Another aspect that should be taken into consideration for predictive models is gender differences in terms of methadone response. As reported by Pérez de los Cobos and collaborators, male UMs showed less satisfaction with MMT than female UMs [45]. In addition, other articles have reported that women required higher doses of methadone [80] and confirmed the existence of differences in relapse rates between males and females [81,82], underlining the possible role of sexual hormones in the outcome of MMT. Although the risk of bias assessment did not show the low methodology quality articles included in this review, the lack of balanced sex representation (only one of the articles presented similar sample sizes between males and females) may introduce the risk of bias. Therefore, findings might not accurately reflect the outcomes for both genders equally and should be taken into consideration.

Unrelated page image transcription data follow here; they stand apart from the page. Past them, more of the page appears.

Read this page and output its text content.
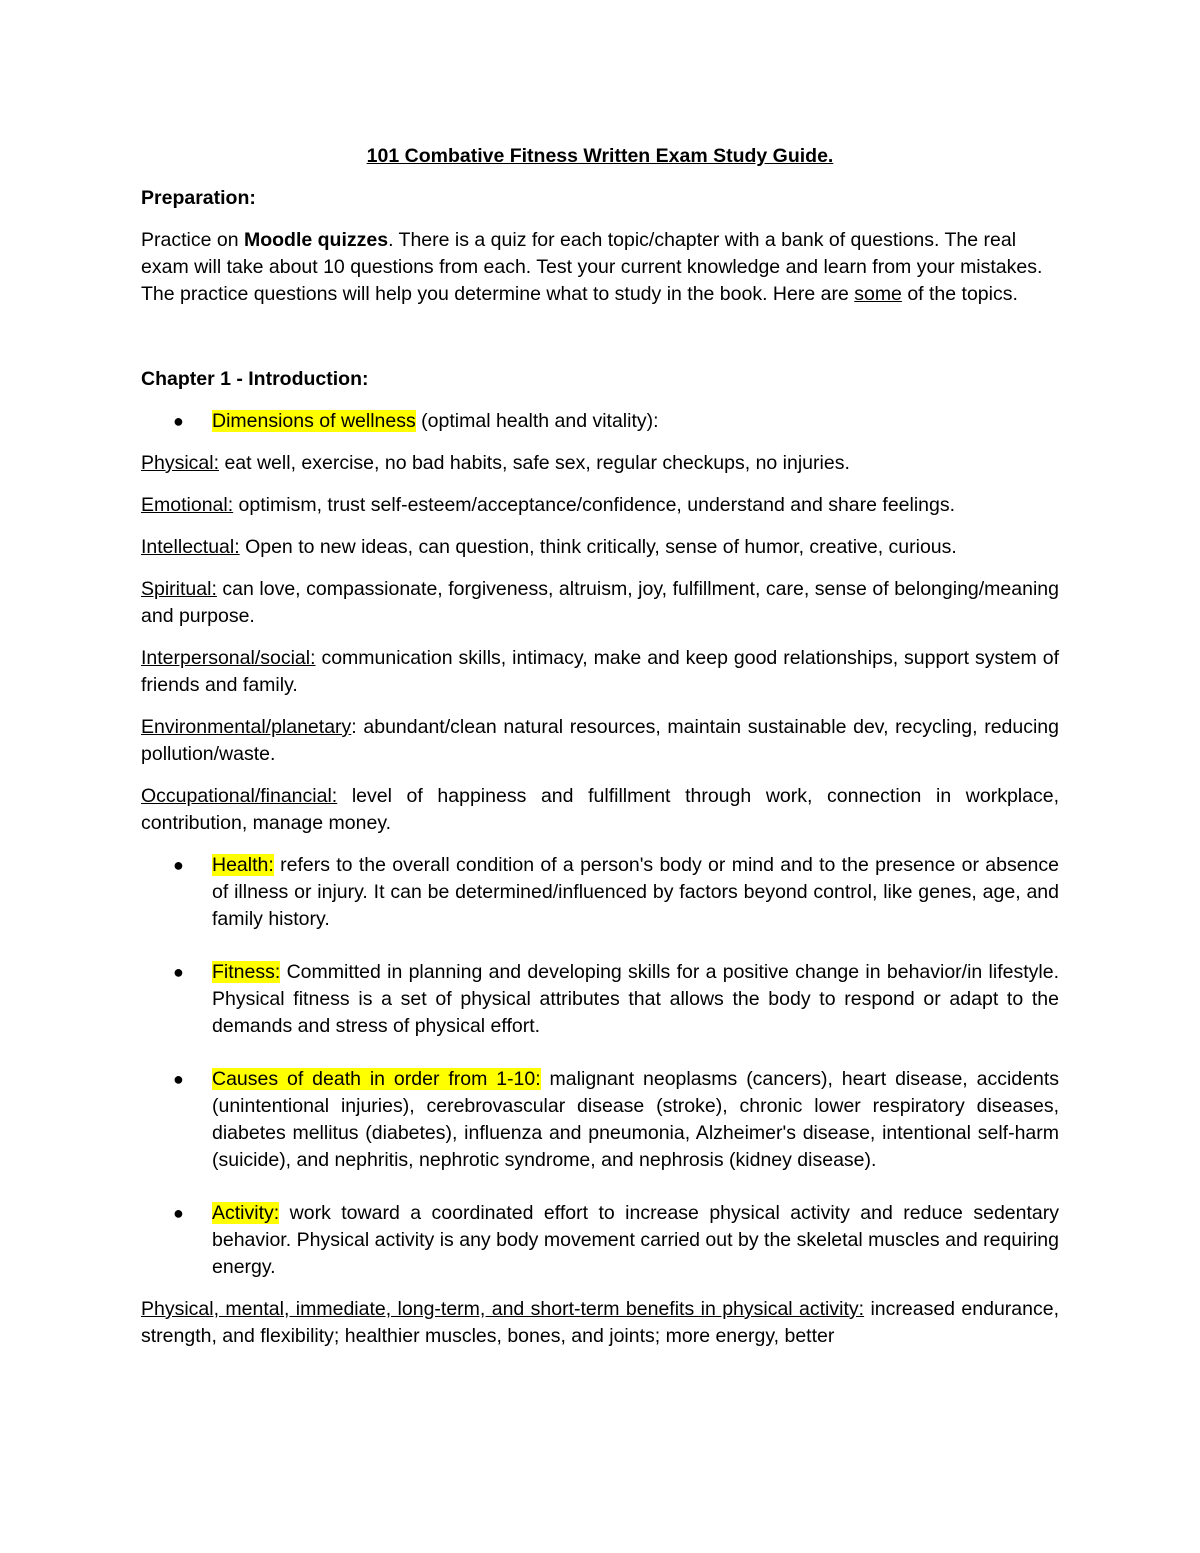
101 Combative Fitness Written Exam Study Guide.
Preparation:

Practice on Moodle quizzes. There is a quiz for each topic/chapter with a bank of questions. The real exam will take about 10 questions from each. Test your current knowledge and learn from your mistakes. The practice questions will help you determine what to study in the book. Here are some of the topics.

Chapter 1 - Introduction:
● Dimensions of wellness (optimal health and vitality):

Physical: eat well, exercise, no bad habits, safe sex, regular checkups, no injuries.

Emotional: optimism, trust self-esteem/acceptance/confidence, understand and share feelings.

Intellectual: Open to new ideas, can question, think critically, sense of humor, creative, curious.

Spiritual: can love, compassionate, forgiveness, altruism, joy, fulfillment, care, sense of belonging/meaning and purpose.

Interpersonal/social: communication skills, intimacy, make and keep good relationships, support system of friends and family.

Environmental/planetary: abundant/clean natural resources, maintain sustainable dev, recycling, reducing pollution/waste.

Occupational/financial: level of happiness and fulfillment through work, connection in workplace, contribution, manage money.

● Health: refers to the overall condition of a person's body or mind and to the presence or absence of illness or injury. It can be determined/influenced by factors beyond control, like genes, age, and family history.
● Fitness: Committed in planning and developing skills for a positive change in behavior/in lifestyle. Physical fitness is a set of physical attributes that allows the body to respond or adapt to the demands and stress of physical effort.
● Causes of death in order from 1-10: malignant neoplasms (cancers), heart disease, accidents (unintentional injuries), cerebrovascular disease (stroke), chronic lower respiratory diseases, diabetes mellitus (diabetes), influenza and pneumonia, Alzheimer's disease, intentional self-harm (suicide), and nephritis, nephrotic syndrome, and nephrosis (kidney disease).
● Activity: work toward a coordinated effort to increase physical activity and reduce sedentary behavior. Physical activity is any body movement carried out by the skeletal muscles and requiring energy.

Physical, mental, immediate, long-term, and short-term benefits in physical activity: increased endurance, strength, and flexibility; healthier muscles, bones, and joints; more energy, better
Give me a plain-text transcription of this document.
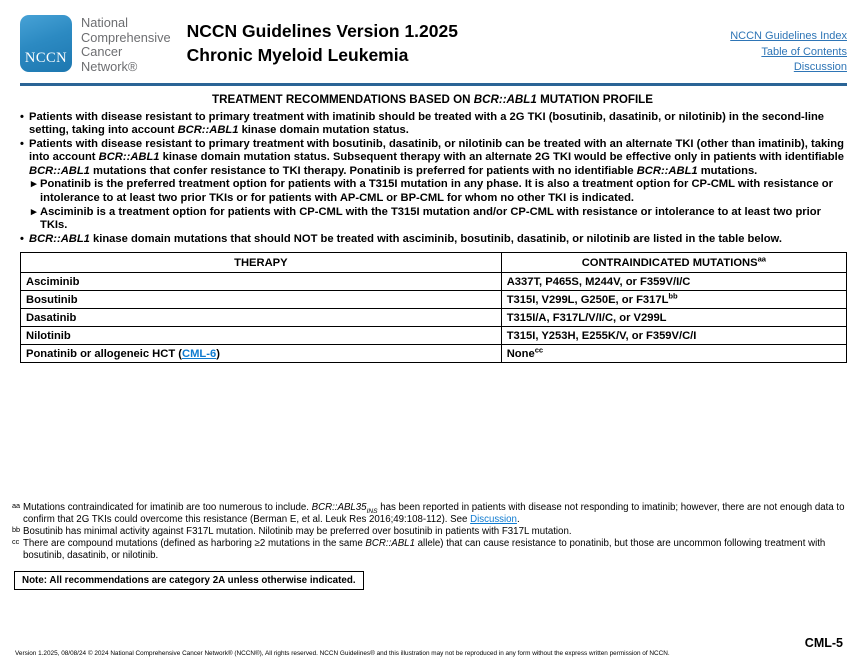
NCCN
National
Comprehensive
Cancer
Network®
NCCN Guidelines Version 1.2025
Chronic Myeloid Leukemia
NCCN Guidelines Index
Table of Contents
Discussion
TREATMENT RECOMMENDATIONS BASED ON BCR::ABL1 MUTATION PROFILE
• Patients with disease resistant to primary treatment with imatinib should be treated with a 2G TKI (bosutinib, dasatinib, or nilotinib) in the second-line setting, taking into account BCR::ABL1 kinase domain mutation status.
• Patients with disease resistant to primary treatment with bosutinib, dasatinib, or nilotinib can be treated with an alternate TKI (other than imatinib), taking into account BCR::ABL1 kinase domain mutation status. Subsequent therapy with an alternate 2G TKI would be effective only in patients with identifiable BCR::ABL1 mutations that confer resistance to TKI therapy. Ponatinib is preferred for patients with no identifiable BCR::ABL1 mutations.
▸ Ponatinib is the preferred treatment option for patients with a T315I mutation in any phase. It is also a treatment option for CP-CML with resistance or intolerance to at least two prior TKIs or for patients with AP-CML or BP-CML for whom no other TKI is indicated.
▸ Asciminib is a treatment option for patients with CP-CML with the T315I mutation and/or CP-CML with resistance or intolerance to at least two prior TKIs.
• BCR::ABL1 kinase domain mutations that should NOT be treated with asciminib, bosutinib, dasatinib, or nilotinib are listed in the table below.
THERAPY	CONTRAINDICATED $MUTATIONS^{aa}$
Asciminib	A337T, P465S, M244V, or F359V/I/C
Bosutinib	T315I, V299L, G250E, or $F317L^{bb}$
Dasatinib	T315I/A, F317L/V/I/C, or V299L
Nilotinib	T315I, Y253H, E255K/V, or F359V/C/I
Ponatinib or allogeneic HCT (CML-6)	None$^{cc}$
aa Mutations contraindicated for imatinib are too numerous to include. $BCR::ABL35_{INS}$ has been reported in patients with disease not responding to imatinib; however, there are not enough data to confirm that 2G TKIs could overcome this resistance (Berman E, et al. Leuk Res 2016;49:108-112). See Discussion.
bb Bosutinib has minimal activity against F317L mutation. Nilotinib may be preferred over bosutinib in patients with F317L mutation.
cc There are compound mutations (defined as harboring ≥2 mutations in the same BCR::ABL1 allele) that can cause resistance to ponatinib, but those are uncommon following treatment with bosutinib, dasatinib, or nilotinib.
Note: All recommendations are category 2A unless otherwise indicated.
Version 1.2025, 08/08/24 © 2024 National Comprehensive Cancer Network® (NCCN®), All rights reserved. NCCN Guidelines® and this illustration may not be reproduced in any form without the express written permission of NCCN.
CML-5
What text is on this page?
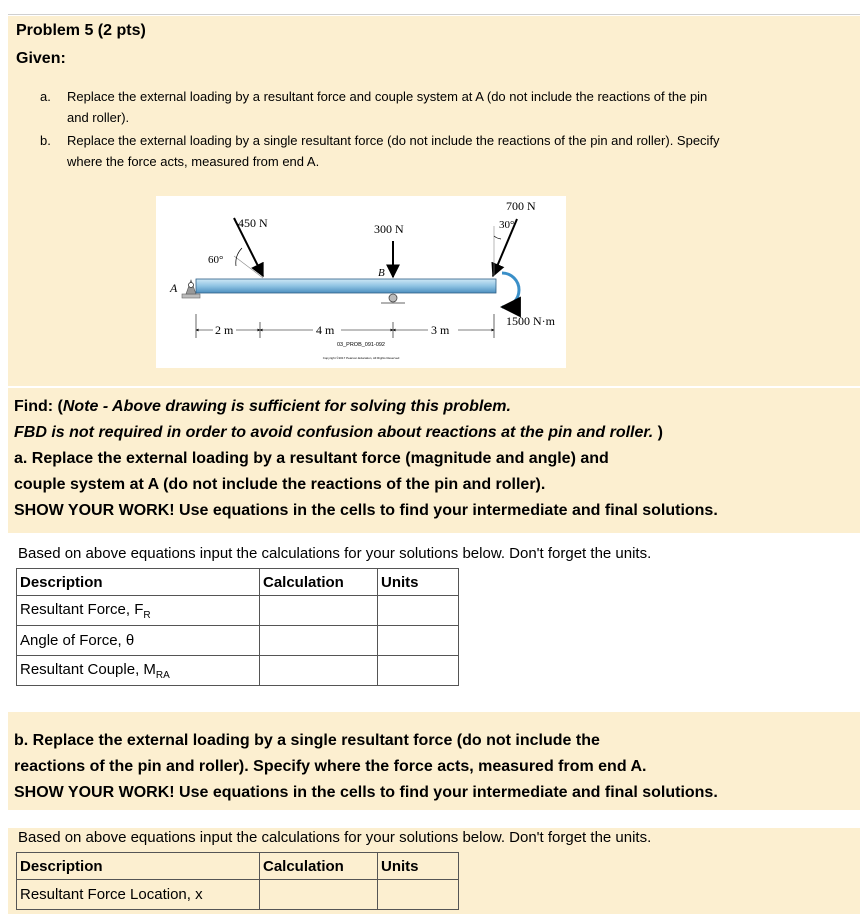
Problem 5 (2 pts)
Given:
a. Replace the external loading by a resultant force and couple system at A (do not include the reactions of the pin and roller).
b. Replace the external loading by a single resultant force (do not include the reactions of the pin and roller). Specify where the force acts, measured from end A.
450 N
60°
300 N
B
A
700 N
30°
1500 N·m
2 m	4 m	3 m
03_PROB_091-092
Copyright ©2017 Pearson Education, All Rights Reserved
Find: (Note - Above drawing is sufficient for solving this problem.
FBD is not required in order to avoid confusion about reactions at the pin and roller. )
a. Replace the external loading by a resultant force (magnitude and angle) and
couple system at A (do not include the reactions of the pin and roller).
SHOW YOUR WORK! Use equations in the cells to find your intermediate and final solutions.
Based on above equations input the calculations for your solutions below. Don't forget the units.
Description	Calculation	Units
Resultant Force, $F_R$		
Angle of Force, θ		
Resultant Couple, $M_{RA}$		
b. Replace the external loading by a single resultant force (do not include the
reactions of the pin and roller). Specify where the force acts, measured from end A.
SHOW YOUR WORK! Use equations in the cells to find your intermediate and final solutions.
Based on above equations input the calculations for your solutions below. Don't forget the units.
Description	Calculation	Units
Resultant Force Location, x		
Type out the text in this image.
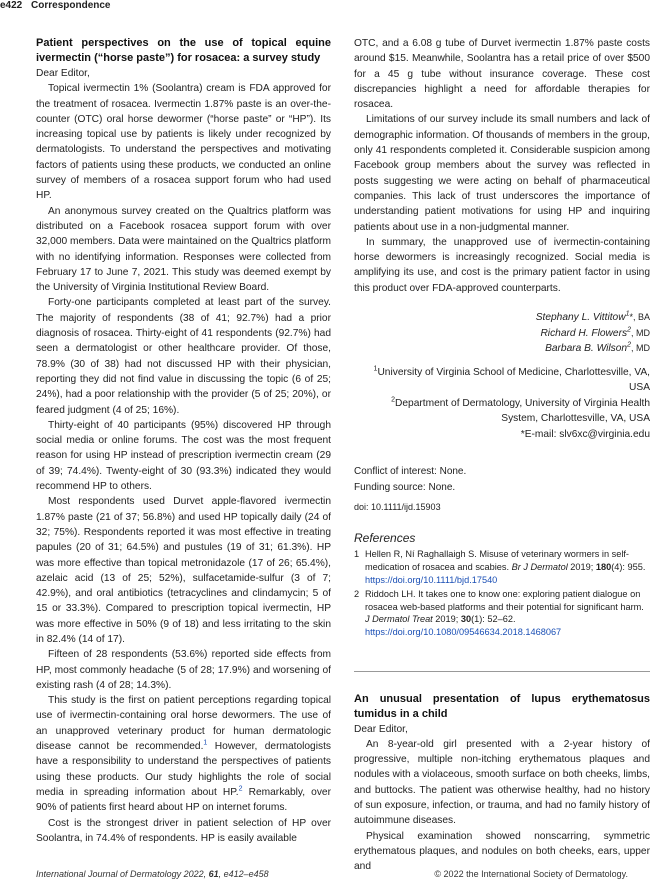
e422 Correspondence

Patient perspectives on the use of topical equine ivermectin (“horse paste”) for rosacea: a survey study

Dear Editor,

Topical ivermectin 1% (Soolantra) cream is FDA approved for the treatment of rosacea. Ivermectin 1.87% paste is an over-the-counter (OTC) oral horse dewormer (“horse paste” or “HP”). Its increasing topical use by patients is likely under recognized by dermatologists. To understand the perspectives and motivating factors of patients using these products, we conducted an online survey of members of a rosacea support forum who had used HP.

An anonymous survey created on the Qualtrics platform was distributed on a Facebook rosacea support forum with over 32,000 members. Data were maintained on the Qualtrics platform with no identifying information. Responses were collected from February 17 to June 7, 2021. This study was deemed exempt by the University of Virginia Institutional Review Board.

Forty-one participants completed at least part of the survey. The majority of respondents (38 of 41; 92.7%) had a prior diagnosis of rosacea. Thirty-eight of 41 respondents (92.7%) had seen a dermatologist or other healthcare provider. Of those, 78.9% (30 of 38) had not discussed HP with their physician, reporting they did not find value in discussing the topic (6 of 25; 24%), had a poor relationship with the provider (5 of 25; 20%), or feared judgment (4 of 25; 16%).

Thirty-eight of 40 participants (95%) discovered HP through social media or online forums. The cost was the most frequent reason for using HP instead of prescription ivermectin cream (29 of 39; 74.4%). Twenty-eight of 30 (93.3%) indicated they would recommend HP to others.

Most respondents used Durvet apple-flavored ivermectin 1.87% paste (21 of 37; 56.8%) and used HP topically daily (24 of 32; 75%). Respondents reported it was most effective in treating papules (20 of 31; 64.5%) and pustules (19 of 31; 61.3%). HP was more effective than topical metronidazole (17 of 26; 65.4%), azelaic acid (13 of 25; 52%), sulfacetamide-sulfur (3 of 7; 42.9%), and oral antibiotics (tetracyclines and clindamycin; 5 of 15 or 33.3%). Compared to prescription topical ivermectin, HP was more effective in 50% (9 of 18) and less irritating to the skin in 82.4% (14 of 17).

Fifteen of 28 respondents (53.6%) reported side effects from HP, most commonly headache (5 of 28; 17.9%) and worsening of existing rash (4 of 28; 14.3%).

This study is the first on patient perceptions regarding topical use of ivermectin-containing oral horse dewormers. The use of an unapproved veterinary product for human dermatologic disease cannot be recommended.$^1$ However, dermatologists have a responsibility to understand the perspectives of patients using these products. Our study highlights the role of social media in spreading information about HP.$^2$ Remarkably, over 90% of patients first heard about HP on internet forums.

Cost is the strongest driver in patient selection of HP over Soolantra, in 74.4% of respondents. HP is easily available

OTC, and a 6.08 g tube of Durvet ivermectin 1.87% paste costs around $15. Meanwhile, Soolantra has a retail price of over $500 for a 45 g tube without insurance coverage. These cost discrepancies highlight a need for affordable therapies for rosacea.

Limitations of our survey include its small numbers and lack of demographic information. Of thousands of members in the group, only 41 respondents completed it. Considerable suspicion among Facebook group members about the survey was reflected in posts suggesting we were acting on behalf of pharmaceutical companies. This lack of trust underscores the importance of understanding patient motivations for using HP and inquiring patients about use in a non-judgmental manner.

In summary, the unapproved use of ivermectin-containing horse dewormers is increasingly recognized. Social media is amplifying its use, and cost is the primary patient factor in using this product over FDA-approved counterparts.

Stephany L. Vittitow$^1$*, BA
Richard H. Flowers$^2$, MD
Barbara B. Wilson$^2$, MD
$^1$University of Virginia School of Medicine, Charlottesville, VA, USA
$^2$Department of Dermatology, University of Virginia Health System, Charlottesville, VA, USA
*E-mail: slv6xc@virginia.edu
Conflict of interest: None.
Funding source: None.
doi: 10.1111/ijd.15903
References
1 Hellen R, Ní Raghallaigh S. Misuse of veterinary wormers in self-medication of rosacea and scabies. Br J Dermatol 2019; 180(4): 955. https://doi.org/10.1111/bjd.17540
2 Riddoch LH. It takes one to know one: exploring patient dialogue on rosacea web-based platforms and their potential for significant harm. J Dermatol Treat 2019; 30(1): 52–62. https://doi.org/10.1080/09546634.2018.1468067

An unusual presentation of lupus erythematosus tumidus in a child

Dear Editor,

An 8-year-old girl presented with a 2-year history of progressive, multiple non-itching erythematous plaques and nodules with a violaceous, smooth surface on both cheeks, limbs, and buttocks. The patient was otherwise healthy, had no history of sun exposure, infection, or trauma, and had no family history of autoimmune diseases.

Physical examination showed nonscarring, symmetric erythematous plaques, and nodules on both cheeks, ears, upper and

International Journal of Dermatology 2022, 61, e412–e458	© 2022 the International Society of Dermatology.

In addition to the last point, it is important to highlight that this systematic review presents some limitations. On the one hand, some articles used reduced sample sizes, which may compromise the possibility of obtaining significant associations. Additionally, most articles did not include a control group (n = 10), which would be helpful to validate the results obtained in each case. Finally, although articles analyzing Caucasian and European patients were selected, the potential risk of bias cannot be excluded since no populational analysis has been performed on individuals; therefore, population stratification cannot be ruled out. Concerning the review process, the heterogeneity of study designs complicates the synthesis of findings. Furthermore, the authors are aware that the absence of subjectivity cannot be guaranteed.

5. Conclusions

MMT response varies significantly between individuals, and genetic polymorphisms can explain a part of these metabolic differences. This review highlights the importance of the CYP2B6*6 allele in (S)-methadone metabolism, encompassing clinical implications due to its association with the risk of cardiac complications. The CPIC^® guideline for CYP2B6 genotype-based recommendations for MMT establishes standard dosing, titration, and drug monitoring for RMs, NMs, Ims, and PMs; however, it is important to take into consideration the co-medication of the patient when translating CYP2B6 genotypes into the expected phenotypes in order to avoid phenoconversion. Aligning future research with CPIC^® nomenclature used in guidelines would not only facilitate consistent interpretation of genetic data across studies but also ensure an alignment with the established framework, facilitating the integration of pharmacogenetics into clinical practice. Concerning the rest of the genes included, inconsistencies have been detected in the role of other pharmacokinetic genes that are potentially relevant. The lack of consensus on the primary CYP450 enzyme responsible for methadone metabolism and the potential influence of pharmacodynamic variants, such as OPRM1, suggest that a more systematic approach is needed to optimize MMT. Additionally, gender differences in methadone response indicate that sex-based variations should be considered in future studies and treatment guidelines. Despite methodological limitations, such as small sample sizes and adequacy of control groups, pharmacogenetic research seems to promise an improvement in MMT outcomes. Currently, dosing continues to be primarily adjusted based on the severity of addiction; however, this approach might result in the underdosing or overdosing of the patient, leading to treatment interruptions and increasing both public healthcare system costs and health risks for patients, including relapse into substance use. In this context, this review highlights the potential of implementing genetic testing as a future tool, together with clinical outcomes to optimize dosing, in order to enable a more precise personalization of treatment from the outset.